עֲבוֹדָה זָרָה שֶׁל נׇכְרִי אֲסוּרָה מִיָּד. מַתְנִיתִין מַנִּי? רַבִּי עֲקִיבָא הִיא, דְּתַנְיָא: ״אַבֵּד תְּאַבְּדוּן אֶת כׇּל הַמְּקֹמוֹת אֲשֶׁר עָבְדוּ שָׁם הַגּוֹיִם״, בְּכֵלִים שֶׁנִּשְׁתַּמְּשׁוּ בָּהֶן לַעֲבוֹדָה זָרָה הַכָּתוּב מְדַבֵּר.
§ A mishná ensina: o objeto de um gentio de adoração de ídolos é proibido imediatamente, isto é, assim que é feito para esse propósito. A Guemará pergunta: De quem é a opinião expressa na mishná? A Guemará responde: É a opinião de Rabi Akiva, como foi ensinado em uma baraita: "Destruireis todos os lugares onde as nações que ides desapossar serviram seus deuses, sobre os altos montes, sobre as colinas e debaixo de toda árvore frondosa" (Deuteronômio 12:2). O versículo está falando de utensílios que foram usados pelos gentios para adoração de ídolos.
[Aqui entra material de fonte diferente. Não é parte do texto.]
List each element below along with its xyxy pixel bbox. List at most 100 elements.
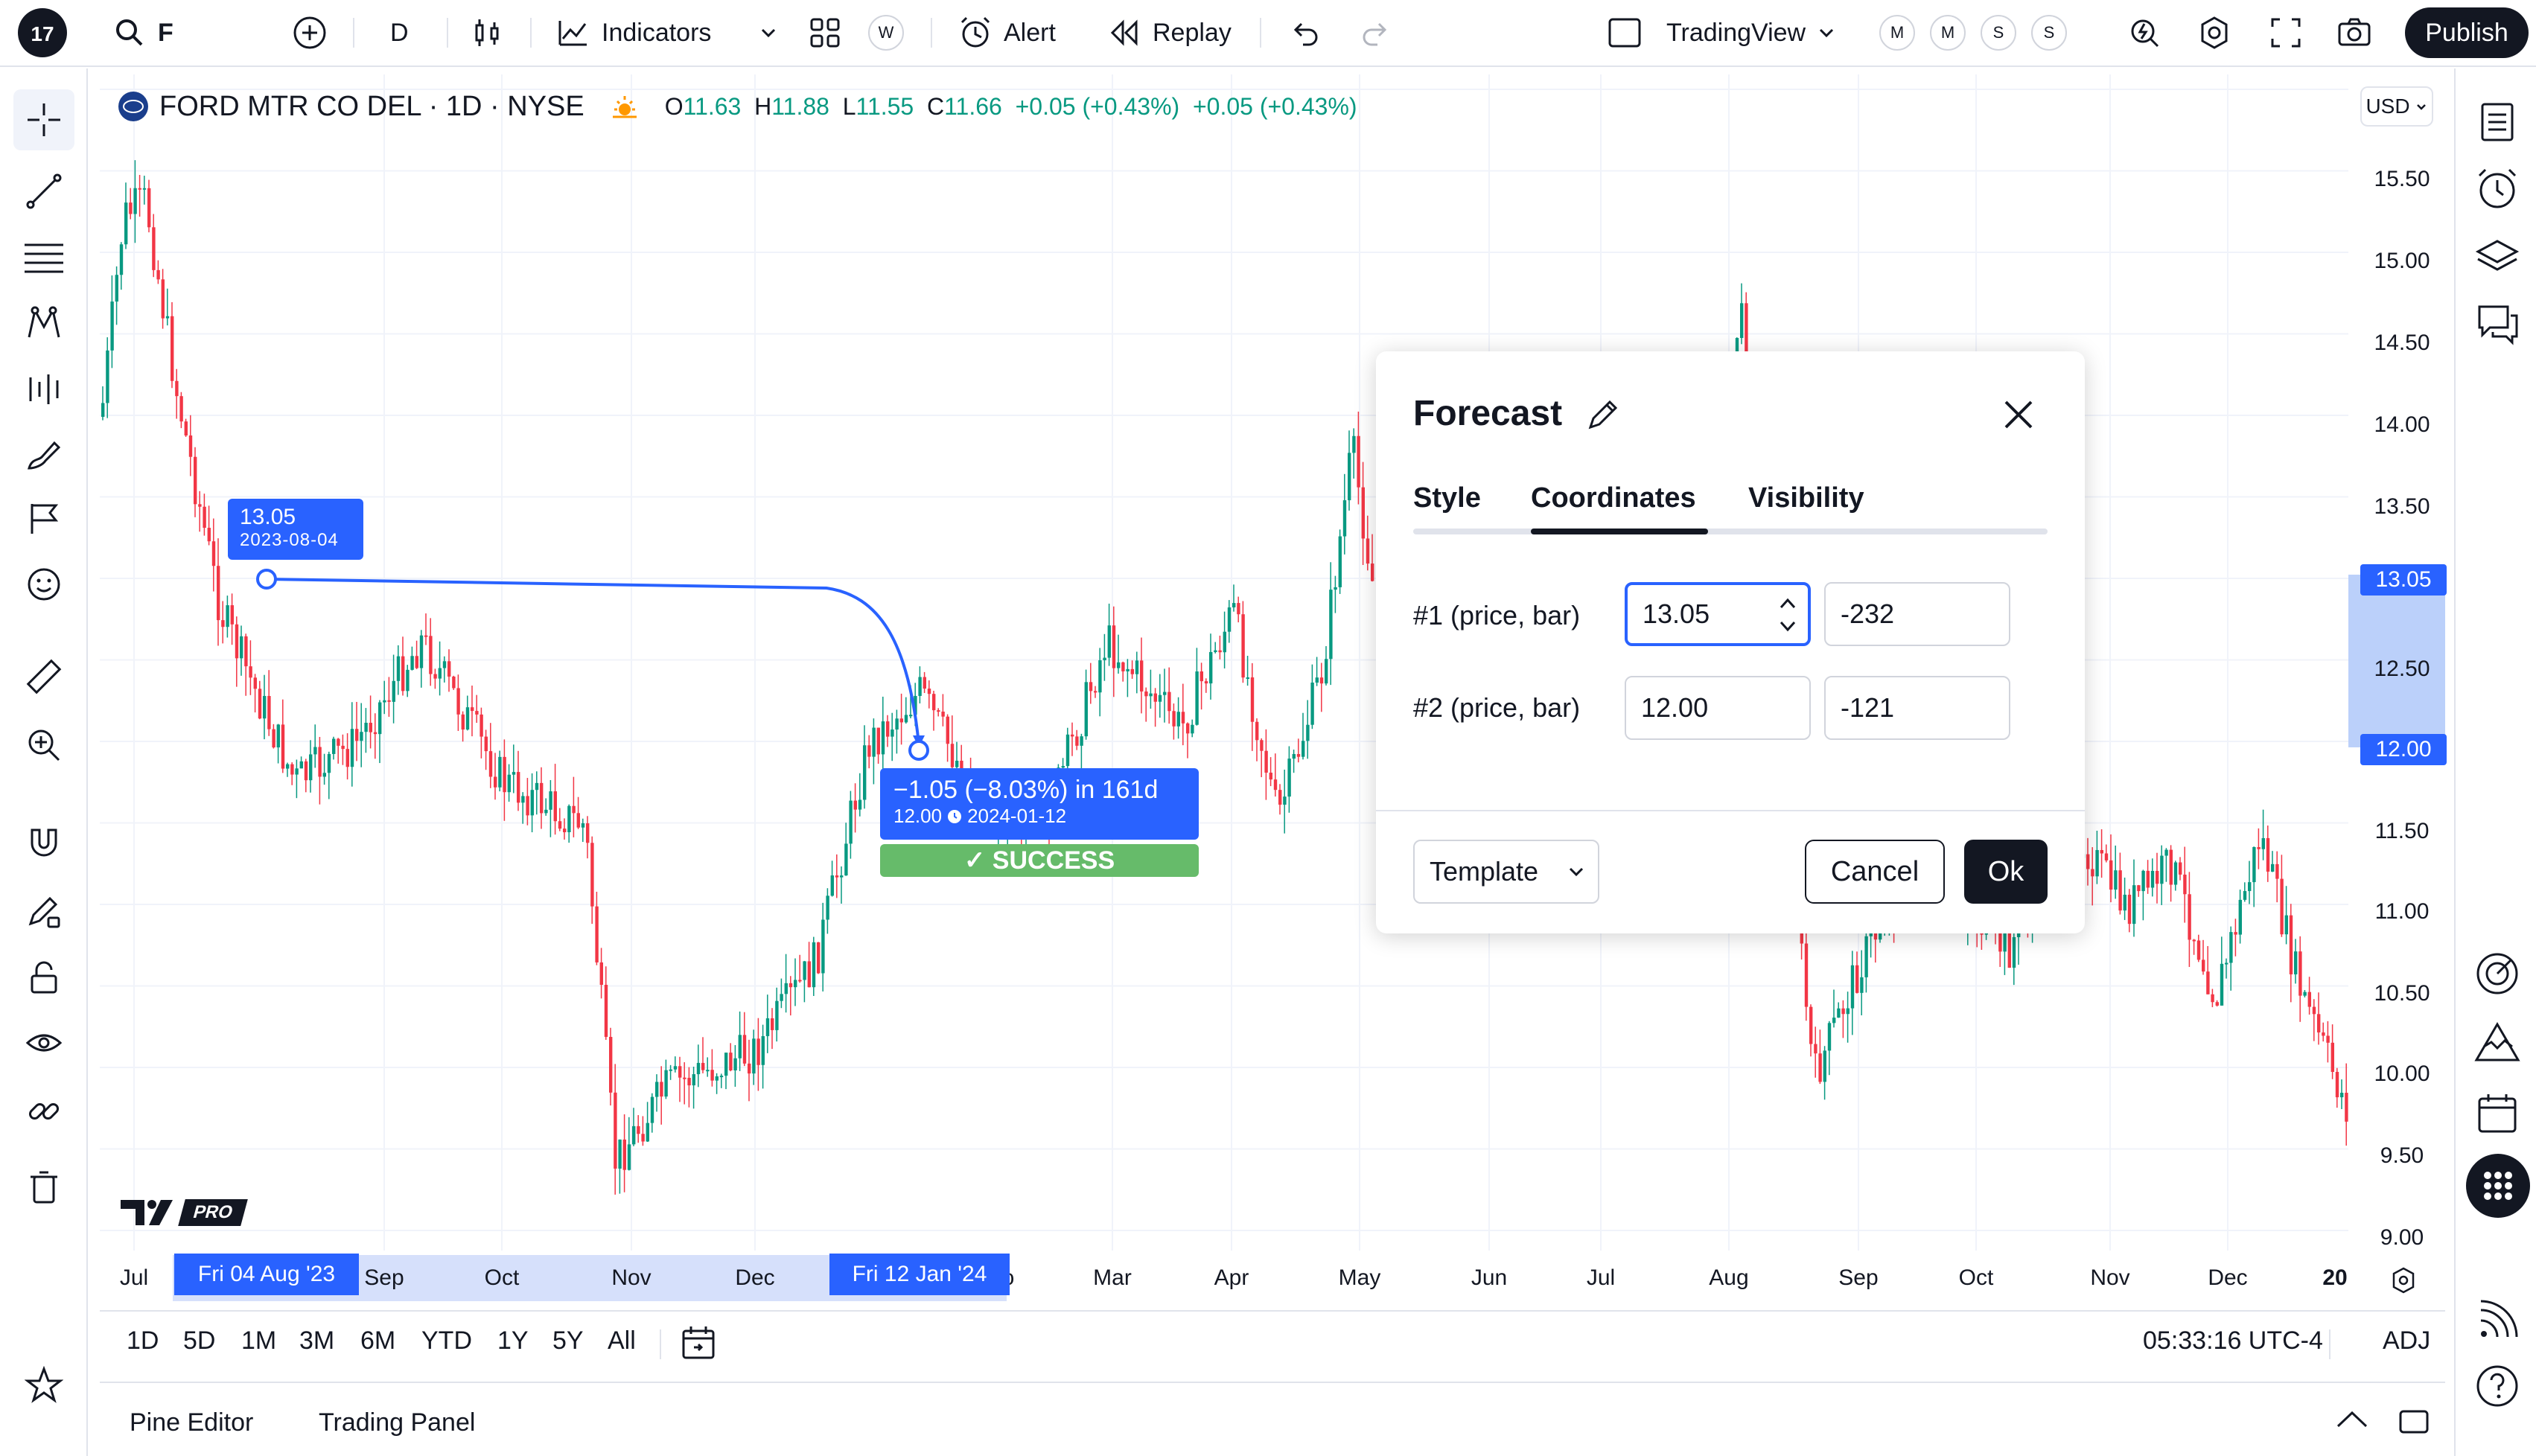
forecast-end-info: 12.00 2024-01-12 — [893, 805, 1185, 828]
candle-body — [1310, 683, 1314, 725]
close-dialog-button[interactable] — [2000, 396, 2037, 433]
trend-line-icon — [26, 173, 62, 209]
adjust-toggle[interactable]: ADJ — [2383, 1326, 2431, 1355]
collapse-panel-button[interactable] — [2333, 1405, 2371, 1435]
settings-button[interactable] — [2196, 0, 2232, 66]
streams-button[interactable] — [2472, 1295, 2523, 1346]
price-chart[interactable] — [100, 74, 2445, 1307]
undo-button[interactable] — [1287, 0, 1322, 66]
alert-button[interactable]: Alert — [958, 0, 1056, 66]
range-ytd[interactable]: YTD — [421, 1326, 472, 1355]
candle-body — [914, 695, 917, 715]
icons-tool[interactable] — [13, 554, 74, 615]
layout-name-button[interactable]: TradingView — [1607, 0, 1837, 66]
point1-bar-input[interactable]: -232 — [1824, 582, 2010, 646]
fib-tool[interactable] — [13, 228, 74, 289]
range-5d[interactable]: 5D — [183, 1326, 216, 1355]
range-1d[interactable]: 1D — [127, 1326, 159, 1355]
point2-price-input[interactable]: 12.00 — [1625, 676, 1811, 740]
zoom-tool[interactable] — [13, 715, 74, 776]
alerts-button[interactable] — [2472, 164, 2523, 214]
range-6m[interactable]: 6M — [360, 1326, 396, 1355]
screener-button[interactable] — [2472, 948, 2523, 999]
interval-button[interactable]: D — [390, 0, 409, 66]
chip-s-1[interactable]: S — [1981, 15, 2016, 51]
symbol-search[interactable]: F — [112, 0, 173, 66]
publish-button[interactable]: Publish — [2405, 7, 2529, 58]
candle-body — [881, 721, 885, 755]
chip-m-2[interactable]: M — [1930, 15, 1966, 51]
products-button[interactable] — [2466, 1154, 2530, 1218]
forecast-tool[interactable] — [13, 359, 74, 420]
range-1m[interactable]: 1M — [241, 1326, 277, 1355]
point2-bar-value: -121 — [1841, 692, 1895, 723]
chart-pane[interactable] — [100, 74, 2445, 1307]
goto-date-button[interactable] — [679, 1324, 721, 1365]
brush-tool[interactable] — [13, 424, 74, 485]
favorites-tool[interactable] — [13, 1355, 74, 1416]
maximize-panel-button[interactable] — [2398, 1405, 2430, 1438]
tradingview-logo[interactable]: 17 — [18, 0, 67, 66]
axis-settings-button[interactable] — [2389, 1265, 2418, 1295]
candle-body — [2007, 933, 2011, 968]
range-5y[interactable]: 5Y — [552, 1326, 584, 1355]
tab-style[interactable]: Style — [1413, 482, 1481, 514]
help-button[interactable] — [2472, 1361, 2523, 1411]
snapshot-button[interactable] — [2336, 0, 2372, 66]
pattern-tool[interactable] — [13, 293, 74, 354]
symbol-legend[interactable]: FORD MTR CO DEL · 1D · NYSE O11.63 H11.8… — [118, 88, 1357, 125]
indicators-button[interactable]: Indicators — [555, 0, 711, 66]
chip-m-1[interactable]: M — [1879, 15, 1915, 51]
redo-button[interactable] — [1358, 0, 1394, 66]
trading-panel-tab[interactable]: Trading Panel — [319, 1408, 476, 1437]
rename-button[interactable] — [1586, 397, 1620, 432]
magnet-tool[interactable] — [13, 813, 74, 874]
fullscreen-button[interactable] — [2268, 0, 2304, 66]
annotation-tool[interactable] — [13, 488, 74, 549]
chart-type-button[interactable] — [469, 0, 505, 66]
trend-line-tool[interactable] — [13, 161, 74, 222]
measure-tool[interactable] — [13, 646, 74, 707]
chats-button[interactable] — [2472, 299, 2523, 350]
clock-display[interactable]: 05:33:16 UTC-4 — [2143, 1326, 2323, 1355]
candle-body — [2229, 932, 2233, 963]
candle-body — [803, 961, 806, 980]
range-3m[interactable]: 3M — [299, 1326, 335, 1355]
chip-s-2[interactable]: S — [2031, 15, 2067, 51]
cancel-button[interactable]: Cancel — [1805, 840, 1945, 904]
layouts-button[interactable] — [807, 0, 843, 66]
quick-search-button[interactable] — [2126, 0, 2162, 66]
currency-selector[interactable]: USD — [2360, 86, 2433, 127]
ok-button[interactable]: Ok — [1964, 840, 2048, 904]
lock-drawings-tool[interactable] — [13, 947, 74, 1008]
remove-drawings-tool[interactable] — [13, 1157, 74, 1218]
point2-bar-input[interactable]: -121 — [1824, 676, 2010, 740]
rewind-icon — [1110, 19, 1138, 46]
crosshair-tool[interactable] — [13, 89, 74, 150]
candle-body — [1818, 1053, 1822, 1082]
sync-drawings-tool[interactable] — [13, 1081, 74, 1142]
indicators-dropdown[interactable] — [758, 0, 779, 66]
watchlist-button[interactable] — [2472, 97, 2523, 147]
point1-price-input[interactable]: 13.05 — [1625, 582, 1811, 646]
stepper-arrows-icon[interactable] — [1777, 594, 1799, 636]
time-tick: Oct — [484, 1265, 520, 1290]
candle-body — [1140, 660, 1144, 692]
replay-button[interactable]: Replay — [1106, 0, 1232, 66]
forecast-result: −1.05 (−8.03%) in 161d — [893, 776, 1159, 804]
w-chip[interactable]: W — [868, 0, 904, 66]
tab-coordinates[interactable]: Coordinates — [1531, 482, 1696, 514]
compare-symbol-button[interactable] — [292, 0, 328, 66]
candle-body — [1283, 796, 1287, 805]
calendar-button[interactable] — [2472, 1088, 2523, 1139]
pine-editor-tab[interactable]: Pine Editor — [130, 1408, 254, 1437]
hide-drawings-tool[interactable] — [13, 1014, 74, 1075]
range-1y[interactable]: 1Y — [497, 1326, 529, 1355]
candle-body — [378, 702, 382, 735]
ideas-button[interactable] — [2472, 1018, 2523, 1069]
drawing-mode-tool[interactable] — [13, 880, 74, 941]
object-tree-button[interactable] — [2472, 232, 2523, 283]
tab-visibility[interactable]: Visibility — [1748, 482, 1864, 514]
template-dropdown[interactable]: Template — [1413, 840, 1599, 904]
range-all[interactable]: All — [608, 1326, 636, 1355]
יָכוֹל עֲשָׂאוּם וְלֹא גְּמָרוּם, גְּמָרוּם וְלֹא הֱבִיאוּם, הֱבִיאוּם וְלֹא נִשְׁתַּמְּשׁוּ בָּהֶן, יָכוֹל יְהוּ אֲסוּרִים? תַּלְמוּד לוֹמַר: ״אֲשֶׁר עָבְדוּ שָׁם הַגּוֹיִם״, שֶׁאֵין אֲסוּרִין עַד שֶׁיֵּעָבְדוּ; מִכָּאן אָמְרוּ: עֲבוֹדָה זָרָה שֶׁל נׇכְרִי אֵינָהּ אֲסוּרָה עַד שֶׁתֵּיעָבֵד, וְשֶׁל יִשְׂרָאֵל אֲסוּרָה מִיָּד, דִּבְרֵי רַבִּי יִשְׁמָעֵאל.
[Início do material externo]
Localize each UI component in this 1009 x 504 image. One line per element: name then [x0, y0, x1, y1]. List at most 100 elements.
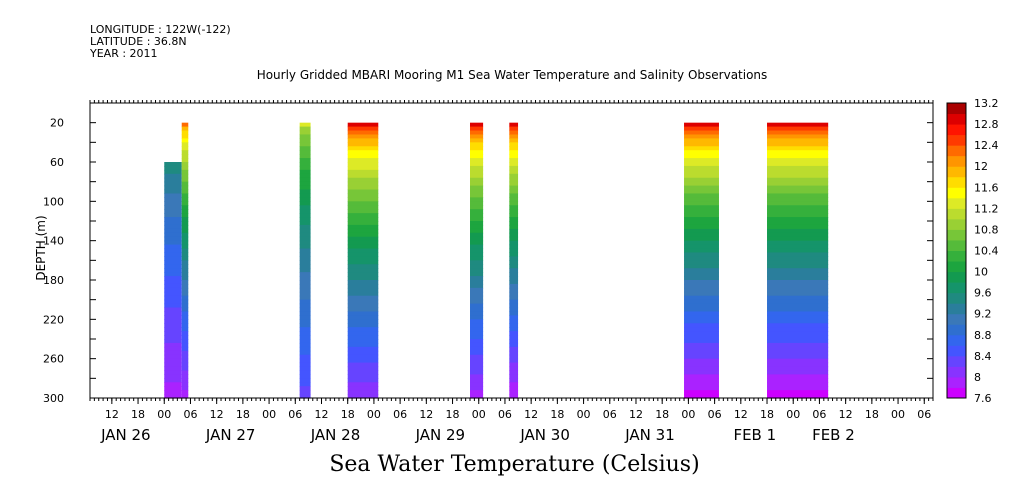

Poder-se-ia pensar que os utensílios são proibidos mesmo que os gentios os tenham moldado, mas não os tenham concluído, concluído, mas não os tenham levado ao ídolo, ou os tenham levado ao ídolo mas não os tenham usado para culto idólatra. Poder-se-ia pensar que, nesses casos, os utensílios são proibidos? O versículo declara: “Onde as nações que estás para desapossar serviram os seus deuses” (Deuteronômio 12:2). Isso indica que os utensílios não são proibidos até serem usados para culto. É daqui que os Sábios declararam: O objeto de culto idólatra de um gentio não é proibido até ser adorado, mas o de um judeu é proibido imediatamente. Esta é a declaração de Rabi Yishmael.
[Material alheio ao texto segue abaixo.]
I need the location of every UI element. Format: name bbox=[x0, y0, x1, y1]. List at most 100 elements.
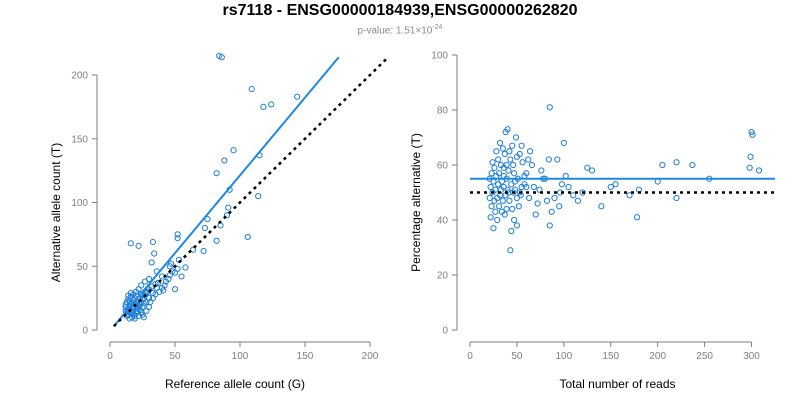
right-data-point bbox=[491, 164, 498, 171]
left-data-point bbox=[153, 284, 160, 292]
right-data-point bbox=[487, 214, 494, 221]
left-data-point bbox=[135, 242, 142, 249]
right-data-point bbox=[548, 208, 555, 215]
right-data-point bbox=[506, 148, 513, 155]
right-data-point bbox=[495, 203, 503, 210]
left-fit-line bbox=[113, 56, 340, 327]
right-data-point bbox=[598, 203, 605, 210]
right-data-point bbox=[519, 159, 526, 166]
left-y-tick-label: 100 bbox=[71, 198, 88, 209]
right-data-point bbox=[545, 156, 552, 163]
right-data-point bbox=[565, 183, 572, 191]
left-data-point bbox=[145, 303, 153, 311]
left-x-tick-label: 100 bbox=[232, 351, 249, 362]
right-data-point bbox=[518, 142, 525, 149]
p-value-text: p-value: 1.51×10 bbox=[357, 25, 433, 37]
left-data-point bbox=[248, 85, 255, 93]
right-data-point bbox=[526, 194, 533, 202]
right-data-point bbox=[491, 197, 498, 204]
right-x-tick-label: 50 bbox=[511, 351, 523, 362]
left-data-point bbox=[174, 231, 181, 238]
right-data-point bbox=[526, 148, 534, 155]
right-data-point bbox=[511, 216, 518, 224]
right-data-point bbox=[516, 189, 523, 196]
left-data-point bbox=[138, 291, 145, 298]
left-data-point bbox=[140, 314, 147, 321]
p-value-exponent: -24 bbox=[432, 24, 443, 31]
right-data-point bbox=[551, 194, 558, 202]
right-data-point bbox=[505, 167, 512, 174]
right-data-point bbox=[489, 159, 496, 166]
left-data-point bbox=[178, 273, 185, 280]
left-data-point bbox=[225, 204, 232, 211]
right-data-point bbox=[556, 203, 563, 210]
left-data-point bbox=[221, 157, 228, 164]
right-data-point bbox=[749, 131, 756, 138]
chart-subtitle: p-value: 1.51×10-24 bbox=[0, 24, 800, 36]
right-data-point bbox=[626, 192, 633, 199]
left-data-point bbox=[223, 212, 231, 219]
left-reference-line bbox=[113, 57, 388, 328]
right-data-point bbox=[513, 194, 521, 202]
right-data-point bbox=[511, 170, 518, 177]
right-data-point bbox=[501, 150, 508, 158]
right-data-point bbox=[507, 247, 514, 254]
right-data-point bbox=[495, 156, 502, 163]
right-data-point bbox=[496, 139, 504, 147]
right-data-point bbox=[488, 170, 495, 177]
right-data-point bbox=[588, 167, 596, 174]
right-data-point bbox=[558, 181, 566, 188]
right-data-point bbox=[510, 161, 517, 169]
left-data-point bbox=[171, 269, 179, 276]
left-data-point bbox=[127, 289, 134, 297]
left-data-point bbox=[174, 235, 181, 242]
right-data-point bbox=[584, 164, 591, 171]
left-data-point bbox=[131, 315, 138, 322]
right-data-point bbox=[516, 150, 523, 158]
right-data-point bbox=[510, 189, 517, 196]
right-data-point bbox=[512, 134, 520, 141]
right-x-axis-title: Total number of reads bbox=[559, 377, 675, 391]
right-data-point bbox=[498, 208, 506, 215]
right-data-point bbox=[507, 156, 514, 163]
left-data-point bbox=[213, 170, 220, 177]
left-y-tick-label: 150 bbox=[71, 134, 88, 145]
right-data-point bbox=[490, 225, 497, 232]
left-data-point bbox=[149, 238, 156, 246]
right-data-point bbox=[538, 167, 545, 174]
right-data-point bbox=[554, 156, 561, 163]
right-data-point bbox=[492, 208, 499, 215]
right-data-point bbox=[528, 161, 536, 169]
right-data-point bbox=[755, 167, 763, 174]
left-plot: 0 50 100 150 200 0 50 100 150 200 Reference allele… bbox=[49, 52, 388, 391]
right-data-point bbox=[499, 145, 506, 152]
left-data-point bbox=[260, 103, 267, 110]
left-data-point bbox=[182, 264, 189, 271]
left-data-point bbox=[165, 275, 172, 283]
left-data-point bbox=[217, 222, 224, 229]
left-data-point bbox=[294, 93, 301, 100]
left-data-point bbox=[268, 101, 275, 108]
left-data-point bbox=[216, 52, 223, 59]
right-data-point bbox=[503, 205, 510, 213]
right-data-point bbox=[673, 159, 680, 166]
right-data-point bbox=[546, 104, 553, 111]
right-data-point bbox=[612, 181, 619, 188]
right-x-tick-label: 0 bbox=[467, 351, 473, 362]
right-data-point bbox=[513, 222, 521, 229]
right-x-tick-label: 100 bbox=[556, 351, 573, 362]
right-y-axis-title: Percentage alternative (T) bbox=[409, 133, 423, 272]
left-data-point bbox=[148, 259, 155, 266]
left-y-tick-label: 50 bbox=[77, 262, 89, 273]
right-data-point bbox=[493, 148, 500, 155]
right-data-point bbox=[746, 164, 753, 171]
left-data-point bbox=[139, 303, 146, 311]
right-data-point bbox=[518, 183, 525, 191]
right-y-tick-label: 20 bbox=[437, 271, 449, 282]
right-data-point bbox=[659, 161, 666, 169]
left-x-tick-label: 0 bbox=[107, 351, 113, 362]
left-data-point bbox=[204, 215, 211, 223]
right-data-point bbox=[523, 183, 530, 191]
right-data-point bbox=[530, 183, 537, 191]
רַבִּי עֲקִיבָא אוֹמֵר: חִילּוּף הַדְּבָרִים, עֲבוֹדָה זָרָה שֶׁל נׇכְרִי אֲסוּרָה מִיָּד, וְשֶׁל יִשְׂרָאֵל עַד שֶׁתֵּיעָבֵד.
Rabi Akiva diz: As questões são o inverso. O objeto de idolatria de um gentio é proibido imediatamente, mas o objeto de idolatria de um judeu não é proibido até que seja adorado. A mishná está, portanto, de acordo com a opinião de Rabi Akiva.
אָמַר מָר: בְּכֵלִים שֶׁנִּשְׁתַּמְּשׁוּ בָּהֶן לַעֲבוֹדָה זָרָה הַכָּתוּב מְדַבֵּר. הָא ״מְקוֹמוֹת״ כְּתִיב, אִם אֵינוֹ עִנְיָן לִמְקוֹמוֹת דְּלָא מִיתַּסְרִי, דִּכְתִיב: ״אֱלֹהֵיהֶם עַל הֶהָרִים״, וְלֹא הֶהָרִים אֱלֹהֵיהֶם,
O Mestre disse acima: O versículo está falando de utensílios que foram usados pelos gentios para culto idólatra. A Guemará pergunta: Não está escrito “Destruireis todos os lugares” (Deuteronômio 12:2), indicando que o versículo não está se referindo a utensílios? A Guemará responde: Se a halakha declarada neste versículo não é aplicável à questão dos lugares que foram adorados, ela deve aplicar-se a outra questão. O versículo não pode aplicar-se aos próprios lugares, pois eles não se tornam proibidos, como está escrito: “Destruireis…seus deuses, sobre os altos montes” (Deuteronômio 12:2), indicando que não se exige destruir os montes que são eles mesmos seus deuses. Algo que está ligado ao solo não se torna proibido e, portanto, mesmo que idólatras tenham adorado a própria montanha, ela não precisa ser destruída.